Part A. Given 2x + 7, write an equation whose graph is shifted 3 units to the right.

a) y = 2(x - 3) + 7
b) y = 2(x + 3) + 7
c) y = 2(x - 7) + 3
d) y = 2(x + 7) + 3
Part B. Given y = 2 |x| + 5, write an equation whose graph is reflected, shifted to the left two units, and shifted up four units.
a) y = -2 |x + 2| + 9
b) y = -2 |x - 2| + 9
c) y = 2 |x + 2| + 9
d) y = 2 |x - 2| + 9
Part C. Given y = 3x - 7, write an equation whose wrath is reflected and more steep.
a) y = -3x - 7
b) y = 3x + 7
c) y = -3x + 7
d) y = 3x - 7

Answer 1

The equation for a graph shifted 3 units to the right is y = 2(x - 3) + 7. The equation for a graph reflected, shifted to the left two units, and shifted up four units is y = -2 |x + 2| + 9. The equation for a reflected and steeper graph is y = -3x - 7.

Step-by-step explanation:

Part A. To shift a graph 3 units to the right, we subtract 3 from x inside the equation.
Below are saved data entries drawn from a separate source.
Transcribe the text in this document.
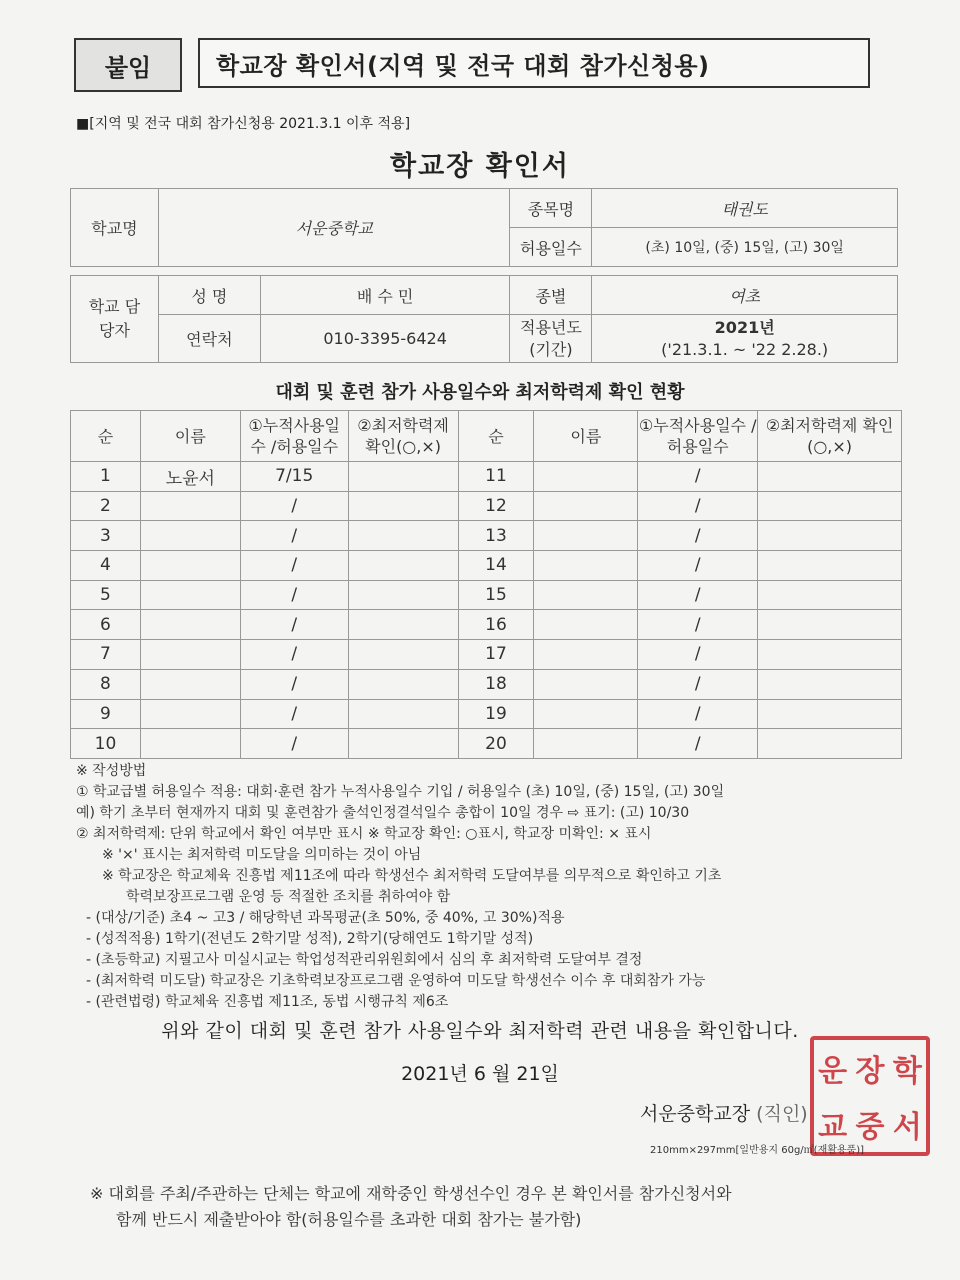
붙임	학교장 확인서(지역 및 전국 대회 참가신청용)
■[지역 및 전국 대회 참가신청용 2021.3.1 이후 적용]
학교장 확인서
학교명	서운중학교		종목명	태권도
			허용일수	(초) 10일, (중) 15일, (고) 30일

학교 담당자	성 명	배 수 민	종별	여초
	연락처	010-3395-6424	적용년도 (기간)	2021년
('21.3.1. ~ '22 2.28.)
대회 및 훈련 참가 사용일수와 최저학력제 확인 현황
순	이름	①누적사용일수 /허용일수	②최저학력제 확인(○,×)	순	이름	①누적사용일수 /허용일수	②최저학력제 확인(○,×)
1	노윤서	7/15		11		/	
2		/		12		/	
3		/		13		/	
4		/		14		/	
5		/		15		/	
6		/		16		/	
7		/		17		/	
8		/		18		/	
9		/		19		/	
10		/		20		/	
※ 작성방법
① 학교급별 허용일수 적용: 대회·훈련 참가 누적사용일수 기입 / 허용일수 (초) 10일, (중) 15일, (고) 30일
예) 학기 초부터 현재까지 대회 및 훈련참가 출석인정결석일수 총합이 10일 경우 ⇨ 표기: (고) 10/30
② 최저학력제: 단위 학교에서 확인 여부만 표시 ※ 학교장 확인: ○표시, 학교장 미확인: × 표시
※ '×' 표시는 최저학력 미도달을 의미하는 것이 아님
※ 학교장은 학교체육 진흥법 제11조에 따라 학생선수 최저학력 도달여부를 의무적으로 확인하고 기초
학력보장프로그램 운영 등 적절한 조치를 취하여야 함
- (대상/기준) 초4 ~ 고3 / 해당학년 과목평균(초 50%, 중 40%, 고 30%)적용
- (성적적용) 1학기(전년도 2학기말 성적), 2학기(당해연도 1학기말 성적)
- (초등학교) 지필고사 미실시교는 학업성적관리위원회에서 심의 후 최저학력 도달여부 결정
- (최저학력 미도달) 학교장은 기초학력보장프로그램 운영하여 미도달 학생선수 이수 후 대회참가 가능
- (관련법령) 학교체육 진흥법 제11조, 동법 시행규칙 제6조
위와 같이 대회 및 훈련 참가 사용일수와 최저학력 관련 내용을 확인합니다.
2021년 6 월 21일
서운중학교장 (직인)
운 장 학
교 중 서
210mm×297mm[일반용지 60g/㎡(재활용품)]
※ 대회를 주최/주관하는 단체는 학교에 재학중인 학생선수인 경우 본 확인서를 참가신청서와
함께 반드시 제출받아야 함(허용일수를 초과한 대회 참가는 불가함)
Therefore, the equation would be y = 2(x - 3) + 7, which simplifies to y = 2x - 6 + 7.

Part B. To reflect the graph, we negate the entire equation. To shift the graph 2 units to the left, we change the sign of x. To shift it up 4 units, we add 4 to y. Therefore, the equation would be y = -2 |x + 2| + 9.

Part C. To reflect the graph, we negate the coefficient of x. To make it steeper, we increase the coefficient of x. Therefore, the equation would be y = -3x - 7.